Thinking about studying Law? Here’s some suggested reading

Being aware of current legal issues is important, not least because it helps prospective Law students to begin to think about relevant matters, and to start seeing the world from a legal perspective. There are several suggestions elsewhere on this blog about how you can stay up to date and find ways into Law-related issues and debates. But it is also useful to read more widely: to get a sense of what it is like to be a Law student, and to get a sense of the type of subjects you will end up studying if you do a Law degree. Two books (I think) form a particularly good starting-point. (Full disclosure: both books are by colleagues of mine in the Cambridge Law Faculty, and I wrote a chapter in one of the books.)


Letters to a Law Student addresses a range of issues about applying to study Law – and actually studying Law – at University. It is likely to be helpful if you are not yet sure whether Law is the right subject for you; if you want to know what being a Law student is like; or if you are starting out as a Law student and need help with getting to the study of Law. The focus is not on any particular of Law as a subject – but it gives a great insight into the sort of things that Law students do, the types of skills that they require (or are required to develop), and, in general terms, what a Law degree course involves. More information about Letters to a Law Student can be found here.

What About Law? focuses on the seven “foundation subjects” – that is, the seven subjects that Law students have to cover so that their degree counts towards their professional qualification as a barrister or solicitor. Each chapter therefore focuses on one of those subjects – constitutional law, criminal law, tort, contract, land law, equity and trusts and EU law. In particular, each chapter examines the relevant subject by looking in detail at a key case, using the case as a launching pad for an exploration of issues and concepts that are core to the area of law concerned. The book is addressed to those who have never studied Law before, but gives a taste of the sort of ideas and arguments with which Law students engage. For more information, see the publisher’s website.


The books mentioned above are worth starting with because they are specifically written for people who are thinking about studying, or who are just starting to study, Law. There is, of course, a wealth of other literature available. But for a good, general source of information about Law-related current events, the Law section of the Guardian newspaper’s website is an excellent starting point; Joshua Rozenberg’s posts are particularly worth reading.

It is also well worth keeping up to date with a selection of law-related blogs (see my Blogroll on the right-hand side of this page for some suggestions). Some of the posts on this blog are aimed at public lawyers and current Law students; but some are aimed at a more general audience. A selection of posts falling into that category is highlighted on the For aspiring Law students page.
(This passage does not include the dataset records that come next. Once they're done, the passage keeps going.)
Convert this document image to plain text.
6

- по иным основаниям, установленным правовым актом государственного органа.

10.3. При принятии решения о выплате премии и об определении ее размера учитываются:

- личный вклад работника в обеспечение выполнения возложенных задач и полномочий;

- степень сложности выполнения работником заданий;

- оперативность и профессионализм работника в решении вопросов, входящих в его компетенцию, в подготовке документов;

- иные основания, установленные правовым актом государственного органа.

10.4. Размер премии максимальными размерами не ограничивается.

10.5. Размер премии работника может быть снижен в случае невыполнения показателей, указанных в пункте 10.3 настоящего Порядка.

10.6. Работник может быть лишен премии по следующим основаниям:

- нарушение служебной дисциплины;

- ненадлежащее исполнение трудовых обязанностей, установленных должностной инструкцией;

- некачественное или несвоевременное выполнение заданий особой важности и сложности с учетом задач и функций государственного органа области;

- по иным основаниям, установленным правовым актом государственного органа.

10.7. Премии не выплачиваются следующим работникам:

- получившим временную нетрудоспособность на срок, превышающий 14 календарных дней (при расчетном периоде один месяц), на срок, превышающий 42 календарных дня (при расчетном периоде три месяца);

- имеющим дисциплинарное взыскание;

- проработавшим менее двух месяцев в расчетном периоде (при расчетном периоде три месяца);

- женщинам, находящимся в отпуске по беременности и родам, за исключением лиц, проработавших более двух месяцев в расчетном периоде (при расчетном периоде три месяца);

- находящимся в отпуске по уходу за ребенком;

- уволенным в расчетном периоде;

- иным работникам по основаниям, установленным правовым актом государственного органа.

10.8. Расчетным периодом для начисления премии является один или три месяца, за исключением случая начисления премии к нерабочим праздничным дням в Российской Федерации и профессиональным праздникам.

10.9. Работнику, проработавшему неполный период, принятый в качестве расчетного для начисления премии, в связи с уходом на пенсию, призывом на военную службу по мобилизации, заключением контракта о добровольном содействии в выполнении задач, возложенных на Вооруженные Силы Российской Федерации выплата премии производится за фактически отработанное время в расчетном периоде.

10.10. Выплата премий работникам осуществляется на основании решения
Following legal academics (like me), practitioners, courts and other legal institutions on Twitter is also a great way of keeping up to date with what is going on, getting suggestions for further reading, and testing your own interest in law-related matters. Following some of the people I’m following on Twitter (you can see who they are by looking at my Twitter profile page) might be a useful starting-point. You might also find this post useful, in which I suggest who new Law students should follow on Twitter and which blogs they should read. Universities are also increasingly putting resources online. The Cambridge Law Faculty, for instance, publishes a wide range of videos – of lectures, seminars and so on – via the Lectures at Law section of its website. You should also take a look at the Law section of the University of Cambridge’s HE+ website, which is aimed specifically at those who are thinking about studying Law at degree level and who want to find out more about the subject.